Created attachment 107070 [details] panic dmesg There is a potential deadlock situation when we manipulate the pci-sysfs user interfaces from different bus hierarchy simultaneously, described as following: path1: sysfs remove device: | path2: sysfs rescan device: sysfs_schedule_callback_work() | sysfs_write_file() remove_callback() | flush_write_buffer() *1* mutex_lock(&pci_remove_rescan_mutex)|*2* sysfs_get_active(attr_sd) ... | dev_attr_store() device_remove_file() | dev_rescan_store() ... |*4* mutex_lock(&pci_remove_rescan_mutex) *3* sysfs_deactivate(sd) | ... wait_for_completion() |*5* sysfs_put_active(attr_sd) *6* mutex_unlock(&pci_remove_rescan_mutex) If path1 first holds the pci_remove_rescan_mutex at *1*, then another path called path2 actived and runs to *2* before path1 runs to *3*, we now runs to a deadlock situation: Path1 holds the mutex waiting path2 to decrease sysfs_dirent's s_active counter at *5*, but path2 is blocked at *4* when trying to get the pci_remove_rescan_mutex. The mutex won't be put by path1 until it reach *6*, but it's now blocked at *3*. Running the following two scripts simultaneously can produce this issue: 1. for i in `seq 20`; do echo $i; echo -n 1 > /sys/bus/pci/devices/0000\:10\:00.0/remove; echo -n 1 > /sys/bus/pci/devices/0000\:00\:09.0/rescan ; done 2. for i in `seq 20000`; do echo $i; sleep 0.1; echo -n 1 > /sys/bus/pci/devices/0000\:1c\:00.1/remove ; echo -n 1 > /sys/bus/pci/devices/0000\:1c\:00.0/remove ;echo -n 1 > /sys/bus/pci/devices/0000\:1a\:01.0/rescan; done panic dmesg info, pci tree infos are sent as attachments.

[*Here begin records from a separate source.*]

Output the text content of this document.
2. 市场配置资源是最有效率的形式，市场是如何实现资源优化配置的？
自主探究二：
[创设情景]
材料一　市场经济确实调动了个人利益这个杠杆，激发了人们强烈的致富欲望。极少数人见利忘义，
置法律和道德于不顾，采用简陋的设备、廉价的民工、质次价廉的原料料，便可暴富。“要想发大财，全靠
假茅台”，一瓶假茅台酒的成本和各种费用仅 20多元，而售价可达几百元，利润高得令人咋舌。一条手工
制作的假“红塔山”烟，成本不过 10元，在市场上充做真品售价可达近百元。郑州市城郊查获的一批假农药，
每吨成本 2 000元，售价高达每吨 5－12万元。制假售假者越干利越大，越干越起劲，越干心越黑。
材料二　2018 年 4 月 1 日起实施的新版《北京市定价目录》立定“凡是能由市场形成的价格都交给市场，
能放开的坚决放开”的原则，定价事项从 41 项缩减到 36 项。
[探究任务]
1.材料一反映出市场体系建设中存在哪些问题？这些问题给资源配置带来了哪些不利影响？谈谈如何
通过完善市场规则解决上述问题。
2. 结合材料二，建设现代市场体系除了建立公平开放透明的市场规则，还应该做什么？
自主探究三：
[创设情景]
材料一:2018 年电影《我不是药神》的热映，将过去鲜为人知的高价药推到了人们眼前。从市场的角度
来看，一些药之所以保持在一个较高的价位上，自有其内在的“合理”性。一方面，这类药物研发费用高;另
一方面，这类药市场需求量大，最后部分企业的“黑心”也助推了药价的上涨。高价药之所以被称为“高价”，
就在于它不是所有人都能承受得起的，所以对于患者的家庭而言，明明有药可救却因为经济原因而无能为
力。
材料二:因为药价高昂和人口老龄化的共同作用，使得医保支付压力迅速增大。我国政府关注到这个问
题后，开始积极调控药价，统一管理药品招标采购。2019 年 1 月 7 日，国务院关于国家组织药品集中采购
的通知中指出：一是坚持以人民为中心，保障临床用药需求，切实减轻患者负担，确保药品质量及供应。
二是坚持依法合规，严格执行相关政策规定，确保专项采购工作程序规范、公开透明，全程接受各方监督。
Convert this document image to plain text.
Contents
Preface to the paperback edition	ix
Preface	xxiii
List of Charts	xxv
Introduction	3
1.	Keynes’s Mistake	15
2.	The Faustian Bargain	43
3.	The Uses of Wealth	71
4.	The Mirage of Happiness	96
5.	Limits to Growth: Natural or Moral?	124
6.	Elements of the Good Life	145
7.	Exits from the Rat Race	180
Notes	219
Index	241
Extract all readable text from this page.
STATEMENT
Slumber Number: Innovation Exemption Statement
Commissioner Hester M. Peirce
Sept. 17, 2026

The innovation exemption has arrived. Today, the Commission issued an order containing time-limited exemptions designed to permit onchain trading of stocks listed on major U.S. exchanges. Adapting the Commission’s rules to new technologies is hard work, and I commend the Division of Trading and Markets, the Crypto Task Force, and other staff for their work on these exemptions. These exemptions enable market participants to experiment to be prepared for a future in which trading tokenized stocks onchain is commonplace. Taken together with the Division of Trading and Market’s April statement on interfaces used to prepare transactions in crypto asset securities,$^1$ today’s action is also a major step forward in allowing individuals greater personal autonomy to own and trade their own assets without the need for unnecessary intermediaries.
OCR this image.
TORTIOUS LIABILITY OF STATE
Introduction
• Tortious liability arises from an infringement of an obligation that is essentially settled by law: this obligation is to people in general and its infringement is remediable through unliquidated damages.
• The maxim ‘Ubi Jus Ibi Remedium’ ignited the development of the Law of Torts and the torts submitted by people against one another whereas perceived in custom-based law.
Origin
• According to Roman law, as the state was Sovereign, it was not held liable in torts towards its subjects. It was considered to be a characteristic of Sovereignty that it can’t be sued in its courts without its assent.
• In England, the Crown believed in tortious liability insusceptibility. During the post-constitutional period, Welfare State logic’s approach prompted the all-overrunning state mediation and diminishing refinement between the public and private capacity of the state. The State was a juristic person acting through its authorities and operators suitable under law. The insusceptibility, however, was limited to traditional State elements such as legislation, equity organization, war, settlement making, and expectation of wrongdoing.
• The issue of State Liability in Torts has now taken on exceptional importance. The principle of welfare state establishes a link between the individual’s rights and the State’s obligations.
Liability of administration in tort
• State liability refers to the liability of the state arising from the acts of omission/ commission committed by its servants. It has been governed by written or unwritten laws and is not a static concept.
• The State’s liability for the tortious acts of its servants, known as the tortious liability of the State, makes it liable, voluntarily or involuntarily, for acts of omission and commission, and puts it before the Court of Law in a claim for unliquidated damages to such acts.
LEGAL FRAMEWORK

Created attachment 107071 [details] pci tree infos
Gu, has this been fixed? I suspect that Rafael's work, e.g., f41b32613138 ACPI / hotplug / PCI: Move PCI rescan-remove locking to hotplug_event() d42f5da23400 ACPI / hotplug / PCI: Scan root bus under the PCI rescan-remove lock might have fixed this.
(In reply to Bjorn Helgaas from comment #2) Hi Bjorn, I'll confirm this in the coming week, the box is on other duty now. Thanks, Gu > Gu, has this been fixed? I suspect that Rafael's work, e.g., > > f41b32613138 ACPI / hotplug / PCI: Move PCI rescan-remove locking to > hotplug_event() > d42f5da23400 ACPI / hotplug / PCI: Scan root bus under the PCI > rescan-remove lock Yeah, the code seems can fix this issue. > > might have fixed this.